The Bag-of-Words and Skip-gram models significantly reduce the computational cost of training word representations while maintaining or improving accuracy. This enables their use in larger datasets and vocabularies, pushing the boundaries of what is possible with word vector representations.

1. Previous Models

1-1. NNLM (Feedforward Neural Net Language Model)

At the input layer, N previous words are encoded using 1-of-V coding, where V is the size of the vocabulary. Input layer is projected to a projection layer P that has dimensionality N x D. H is the hidden layer size. V is a resulting output layer.

Computational complexity per each training example is

\[Q = N \times D + N \times D \times H + H \times V,\]

1-2. RNNLM (Recurrent Neural Net Language Model)

\[Q = H \times H + H \times V\]

H x V can be efficiently reduced to $H \times \log_2V$ by using hierarchical softmax.

2. New Log-linear Models

2-1. CBOW Model (Continuous Bag-of-Words Model)

Predicts a word based on its context (surrounding words), ignoring word order. It averages the vectors of surrounding words to predict the target word, which makes it computationally efficient.

\[Q= N \times D + D \times \log_2V\]

2-2. Skip-gram Model

This model does the reverse of CBOW. It uses the current word to predict surrounding words. It maximizes the classification of context words within a certain range around the input word. Skip-gram is particularly good at capturing semantic relationships between words.

\[Q= C \times (D+D \log_2V)\]

where C is the maximum distance of the words.

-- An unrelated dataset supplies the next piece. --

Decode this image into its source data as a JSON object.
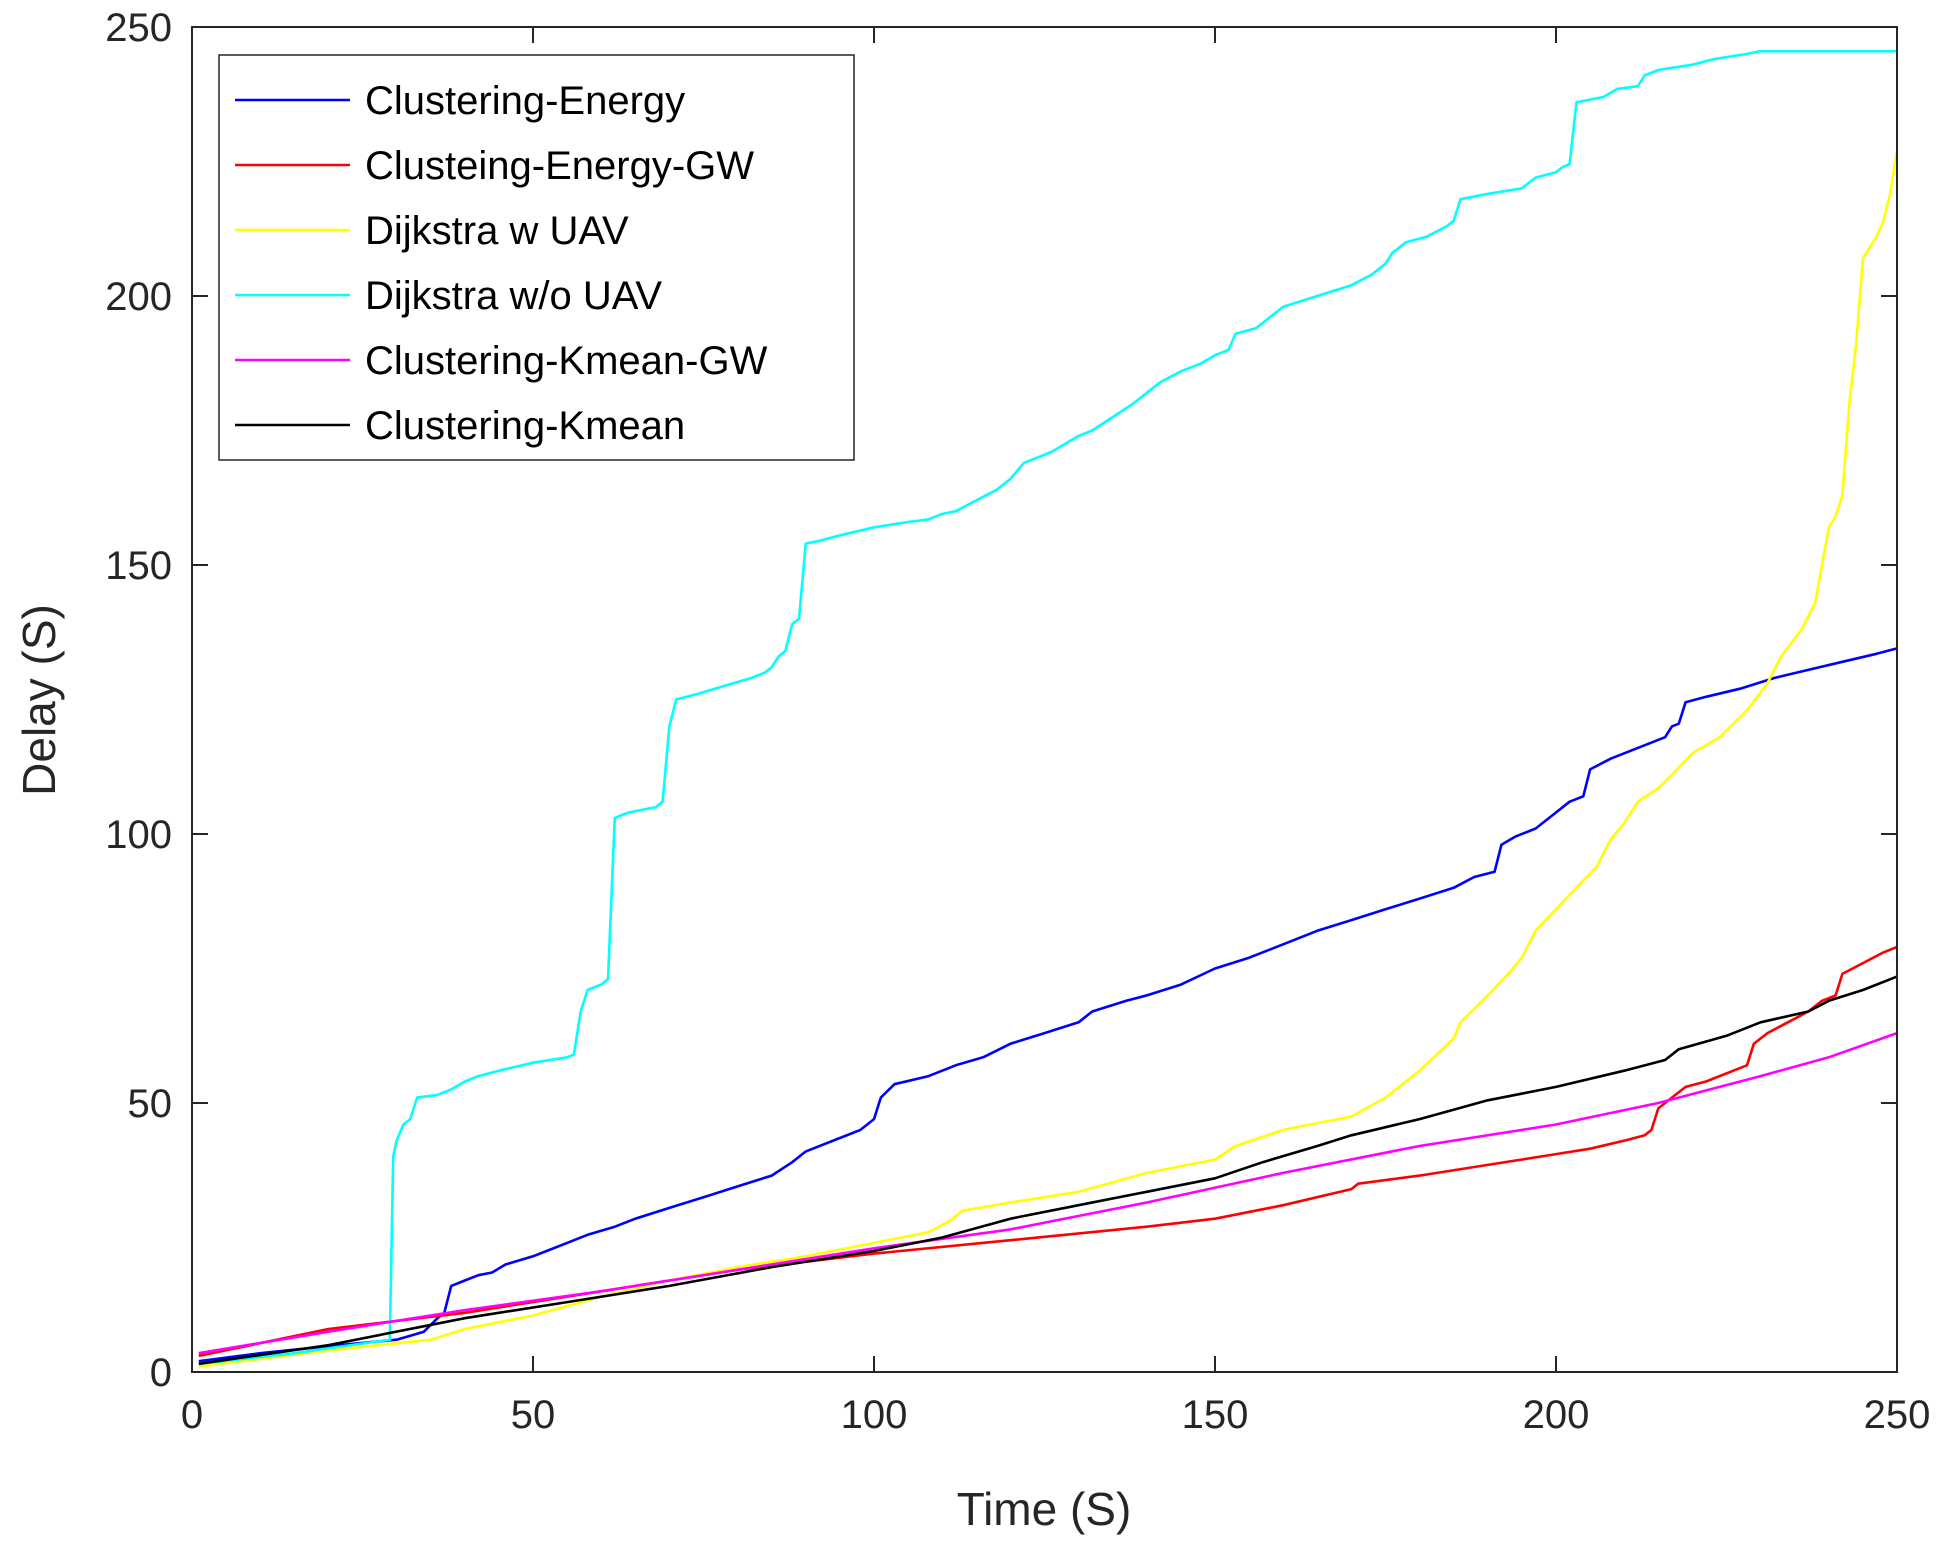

2-3. Why above 2 models are faster than traditional model?

  • Using hierarchical softmax → computational cost reduced to log
  • No hidden layer dense matrix multiplication → Reduced computation
    • AS-IS: Embedding Matrix → Hidden Layer → output
    • TO-BE: Embedding Matrix → Hierarchical Softmax → output

3. Advantages:

  • Both models are simpler and more computationally efficient than previous neural network-based models (like feedforward and recurrent neural network language models)
  • They can be trained on massive datasets containing billions of words, significantly improving performance on NLP tasks such as word similarity and analogy tasks
  • Efficient when using parallel training on large datasets

4. Results:

  • The paper reports state-of-the-art performance on a new test set that measures syntactic and semantic word relationships.
  • Experiments show that the Skip-gram model performs particularly well on semantic tasks, while the CBOW model is slightly better at syntactic tasks.